While Olschbaur’s work dances with the destabilization of Judeo-Christian lust and expectation, Fung thrives in the creation of contemporary allegories for ancient objects, and encourages new metaphysical understandings of their value and purpose. Two huntresses center “The Control of Fire,” 2021, bows drawn and at the ready, one figure almost completely obscured by her hair or a long veil. Each is rendered in an earthy palette that diffuses light and enables focus.Their hunt has already been successful. A stuck sparrow is suspended face-down, the arrows that killed it butted by a ceramic vessel. Five disembodied hands suspend a net with dead geese, gathered mushrooms, and other bounty. Like Olschbaur, Fung delights in unsettling faulty conventional wisdom: archaeologists have documented that women have hunted without male counterparts throughout history.
My Kingdom and a Horse is an exhibition of ten major works by two young painters just beginning to recognize that the kingdoms of their talents have no borders. It is a celebration of shared ambition, collaboration, and splendid painting.
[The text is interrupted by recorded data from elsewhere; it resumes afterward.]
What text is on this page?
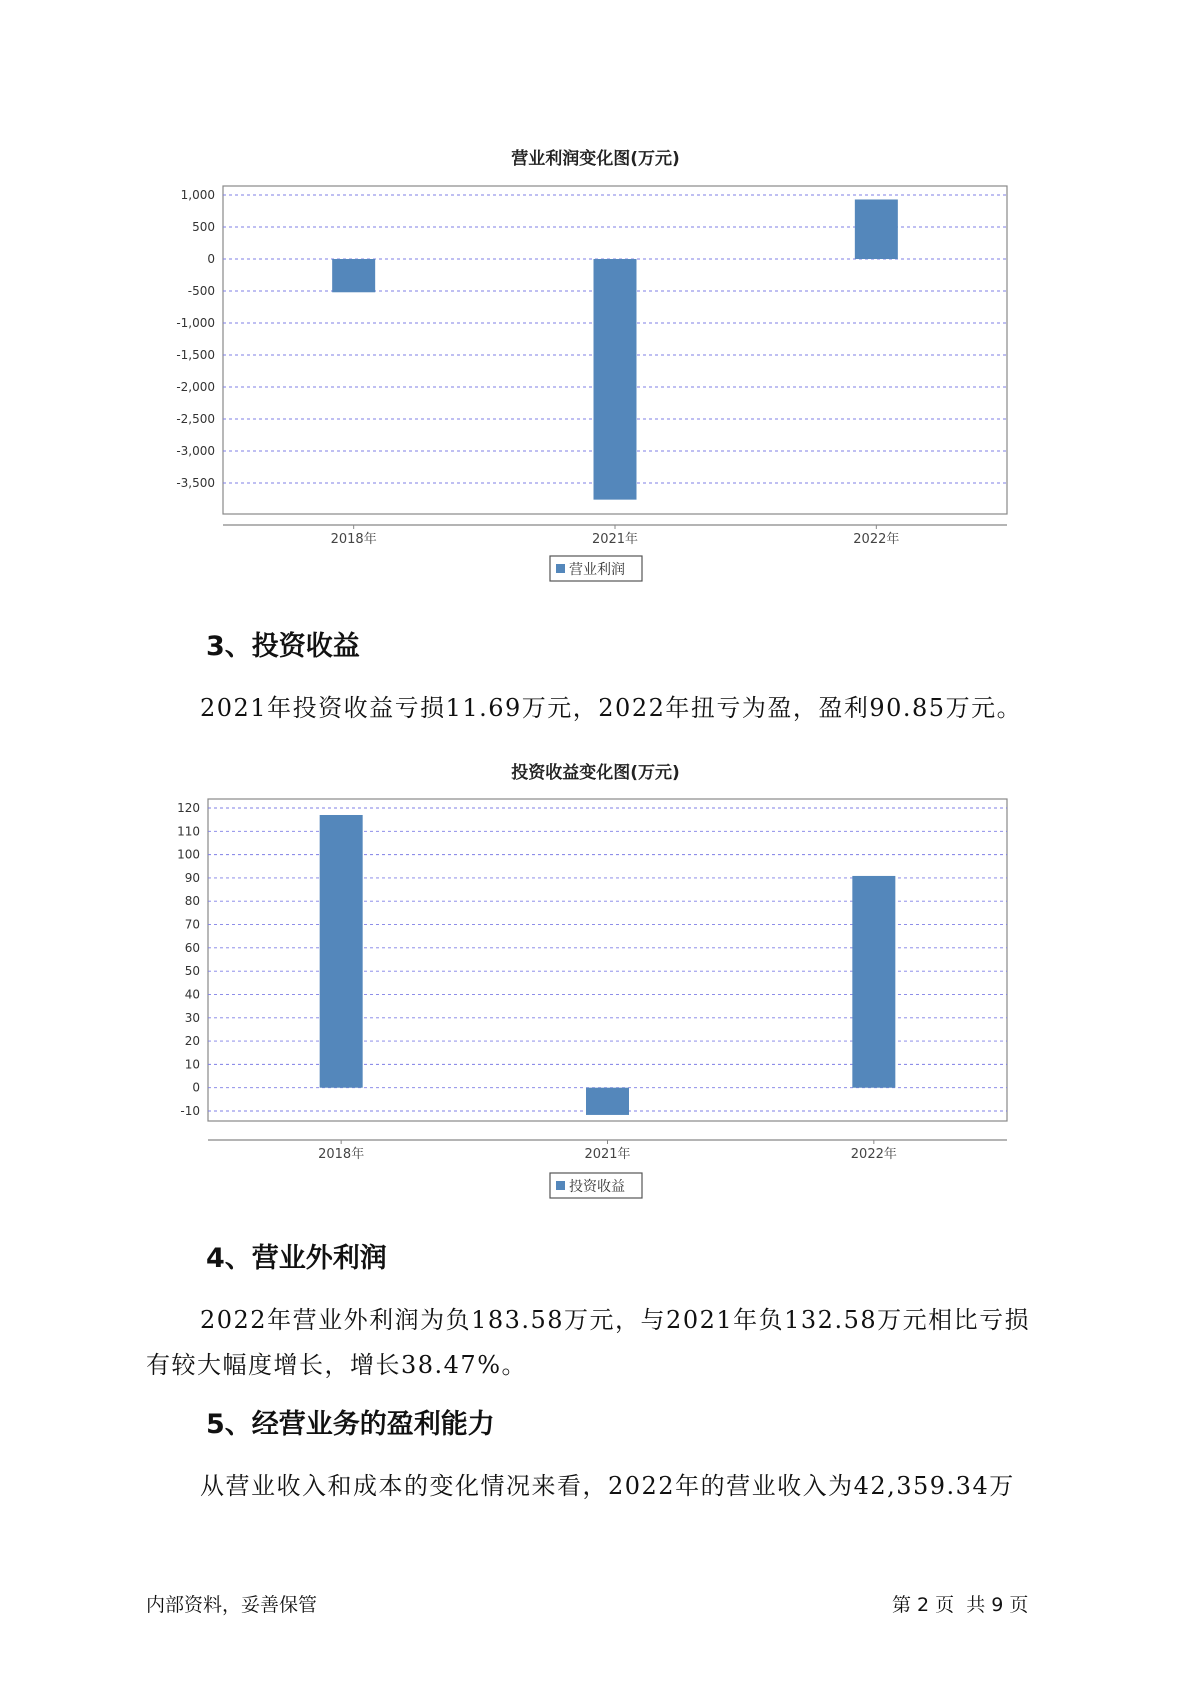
营业利润变化图(万元)
1,000
500
0
-500
-1,000
-1,500
-2,000
-2,500
-3,000
-3,500
2018年	2021年	2022年
营业利润
3、投资收益
2021年投资收益亏损11.69万元，2022年扭亏为盈，盈利90.85万元。
投资收益变化图(万元)
120
110
100
90
80
70
60
50
40
30
20
10
0
-10
2018年	2021年	2022年
投资收益
4、营业外利润
2022年营业外利润为负183.58万元，与2021年负132.58万元相比亏损
有较大幅度增长，增长38.47%。
5、经营业务的盈利能力
从营业收入和成本的变化情况来看，2022年的营业收入为42,359.34万
内部资料，妥善保管	第 2 页  共 9 页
Dominique Fung (b. 1987, Ottawa, Canada) lives and works in Brooklyn, New York. She received a BAA from Sheridan College Institute of Technology in Toronto, Canada. Recent exhibitions include It’s Not Polite to Stare, Jeffrey Deitch, New York, United States (2021, solo); PAPA RAGAZZE!, Nicodim Gallery, Los Angeles, United States (2020); Relics and Remains, Nicodim Gallery, Los Angeles, USA (2020, solo); Friends and Friends of Friends: Artistic Communities in the Age of Social Media, Schlossmuseum, Linz, Austria (2020); Good Pictures (curated by Austin Lee), Jeffrey Deitch, New York, USA (2020); Skin Stealers, Nicodim Gallery, Los Angeles, USA (2020); Wash Your Corners, Ross + Kramer, New York, New York, United States (2019, solo); Looking Backward, Moving Forward, Taymour Grahne, London, United Kingdom (2019, solo).
Katherina Olschbaur (b.1983, Bregenz, Lake Constance, Austria) lives and works in Los Angeles, California. Olschbaur graduated from the University of Applied Arts, Vienna, Austria. Recent exhibitions include Night Blessings, Union Pacific, London (2021, solo), Tortured Ecstasies, Nicodim Gallery, Los Angeles (2020, solo); Dirty Elements, Contemporary Arts Center Gallery, UC Irvine, Irvine, CA, USA (2020, solo); Hollywood Babylon, Jeffrey Deitch, Nicodim, AUTRE Magazine, Los Angeles, CA (2020); The Divine Hermaphrodite, GNYP Gallery, Berlin, Germany (2019, solo); and Horses, Nicodim Gallery, Los Angeles, USA (2018, solo). In 2021, she was selected for Kehinde Wiley’s Black Rock residency in Dakar, Senegal.